Some years ago Reliastar, a perennial powerhouse in the term insurance business, seemed to fall to pieces. They quit communicating with agents and their underwriting started to take so long that agents that cared actually started to be concerned about the length of their underwriting process in respect to the fact that people do occasionally die unexpectedly.
At that point we made the choice to quit recommending them to customers. It simply seemed prudent to take customers to companies with comparable rates that we could count on to do an expedient job of underwriting and issuing policies.
Then we got calls from them saying they had addressed the issues and they were back and ready to compete. At first I used them very cautiously, but when it seemed they had indeed changed, we added them back into the portfolio and started recommending them more freely. For about a year and a half that worked very well. Because of some of their unique underwriting on family history and private pilots, it was good to have them available.

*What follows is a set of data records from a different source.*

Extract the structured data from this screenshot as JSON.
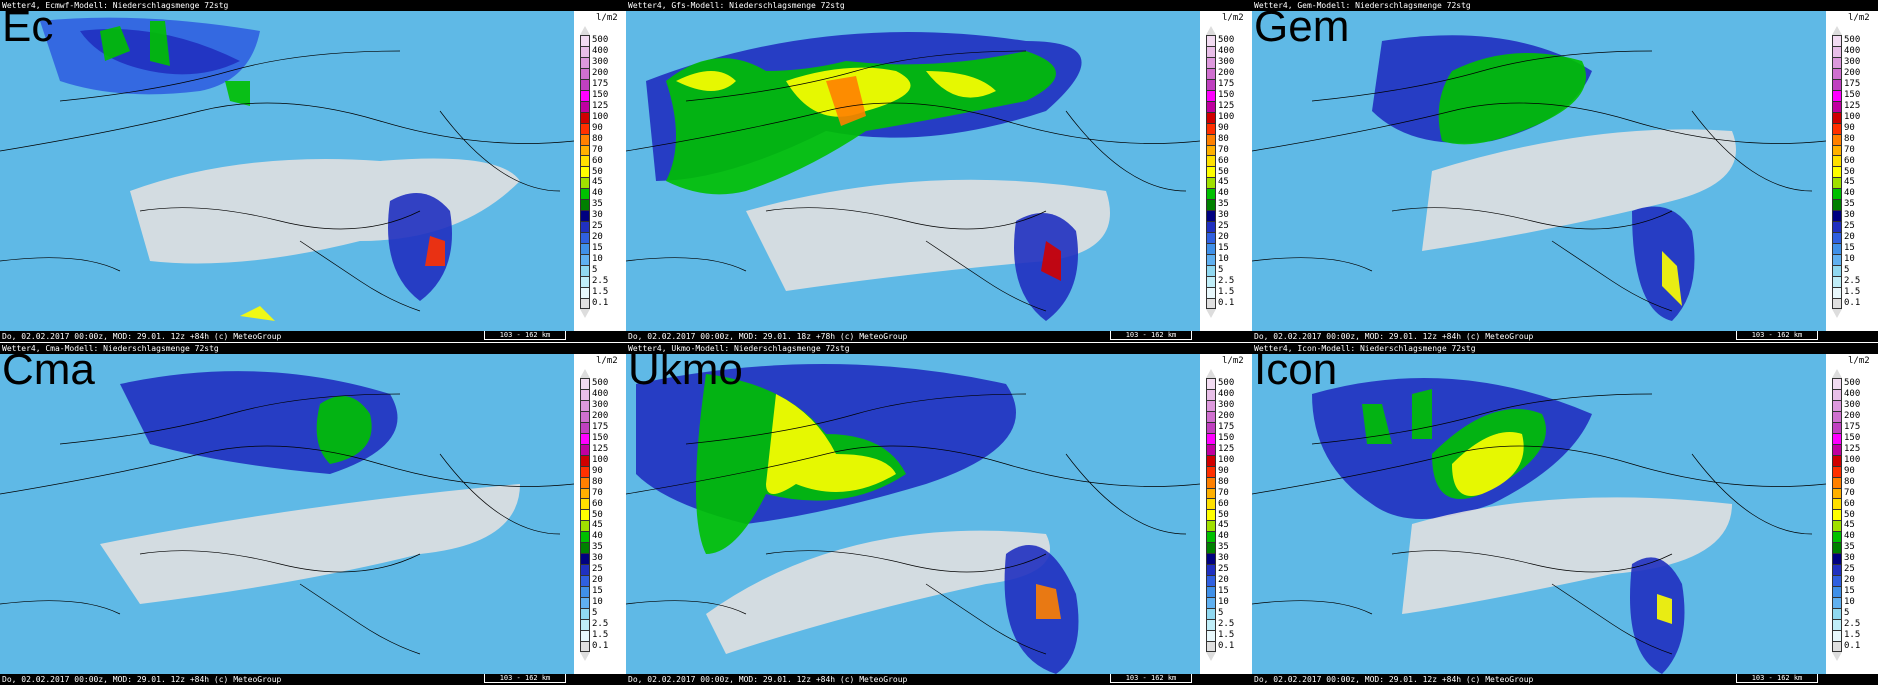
{
  "panels": [
    {
      "id": "ec",
      "title": "Ec",
      "header": "Wetter4, Ecmwf-Modell: Niederschlagsmenge 72stg",
      "footer": "Do, 02.02.2017 00:00z, MOD: 29.01. 12z +84h (c) MeteoGroup",
      "scale": "103 - 162 km"
    },
    {
      "id": "gfs",
      "title": "",
      "header": "Wetter4, Gfs-Modell: Niederschlagsmenge 72stg",
      "footer": "Do, 02.02.2017 00:00z, MOD: 29.01. 18z +78h (c) MeteoGroup",
      "scale": "103 - 162 km"
    },
    {
      "id": "gem",
      "title": "Gem",
      "header": "Wetter4, Gem-Modell: Niederschlagsmenge 72stg",
      "footer": "Do, 02.02.2017 00:00z, MOD: 29.01. 12z +84h (c) MeteoGroup",
      "scale": "103 - 162 km"
    },
    {
      "id": "cma",
      "title": "Cma",
      "header": "Wetter4, Cma-Modell: Niederschlagsmenge 72stg",
      "footer": "Do, 02.02.2017 00:00z, MOD: 29.01. 12z +84h (c) MeteoGroup",
      "scale": "103 - 162 km"
    },
    {
      "id": "ukmo",
      "title": "Ukmo",
      "header": "Wetter4, Ukmo-Modell: Niederschlagsmenge 72stg",
      "footer": "Do, 02.02.2017 00:00z, MOD: 29.01. 12z +84h (c) MeteoGroup",
      "scale": "103 - 162 km"
    },
    {
      "id": "icon",
      "title": "Icon",
      "header": "Wetter4, Icon-Modell: Niederschlagsmenge 72stg",
      "footer": "Do, 02.02.2017 00:00z, MOD: 29.01. 12z +84h (c) MeteoGroup",
      "scale": "103 - 162 km"
    }
  ],
  "legend": {
    "unit": "l/m2",
    "levels": [
      "500",
      "400",
      "300",
      "200",
      "175",
      "150",
      "125",
      "100",
      "90",
      "80",
      "70",
      "60",
      "50",
      "45",
      "40",
      "35",
      "30",
      "25",
      "20",
      "15",
      "10",
      "5",
      "2.5",
      "1.5",
      "0.1"
    ],
    "colors": [
      "#f2dcf2",
      "#e8bfe8",
      "#dd99dd",
      "#d070d0",
      "#c040c0",
      "#ff00ff",
      "#c000a0",
      "#d00000",
      "#ff3000",
      "#ff8000",
      "#ffb000",
      "#ffe000",
      "#ffff00",
      "#a0e000",
      "#00c000",
      "#008000",
      "#000080",
      "#2030c0",
      "#3060e0",
      "#4090e8",
      "#60b0f0",
      "#90d8f0",
      "#c0eef8",
      "#e8f8fc",
      "#e0e0e0"
    ]
  }
}
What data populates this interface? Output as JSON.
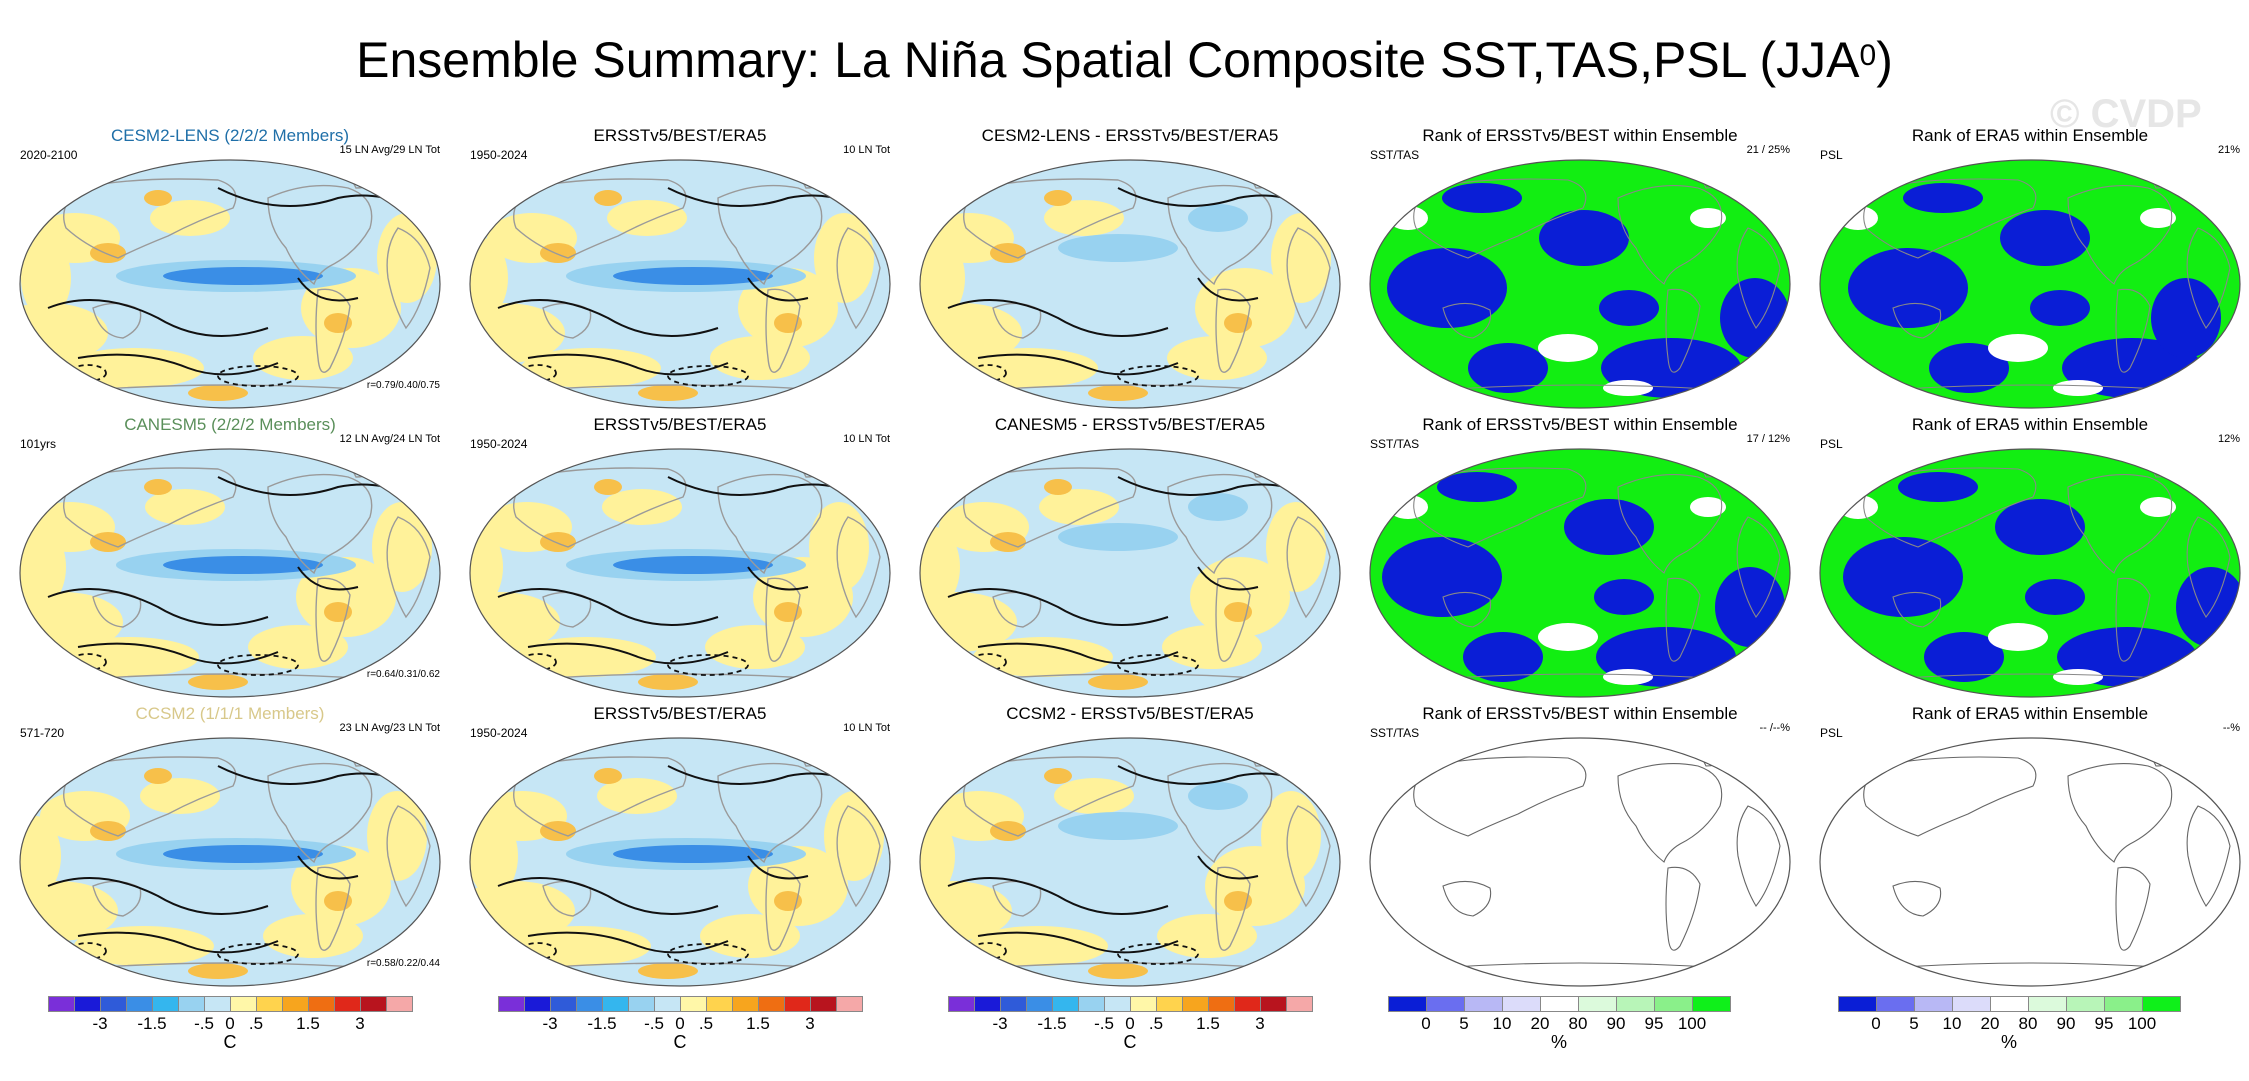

But they seem to have fallen off the precipice again. Underwriting has slowed to a snail’s pace and they have all but cut off communications between underwriting and agents. It’s gone on long enough that it doesn’t appear to be an anomaly and is suspiciously in the same time frame as their lay off of 1000 or so employees. They are officially suspended from our use again unless their is just an overwhelming reason to use them.
Bottom line. Other companies have gone through these phases as well, but I can’t remember any that have been as challenged in the service area as much as ING over the past 5-6 years.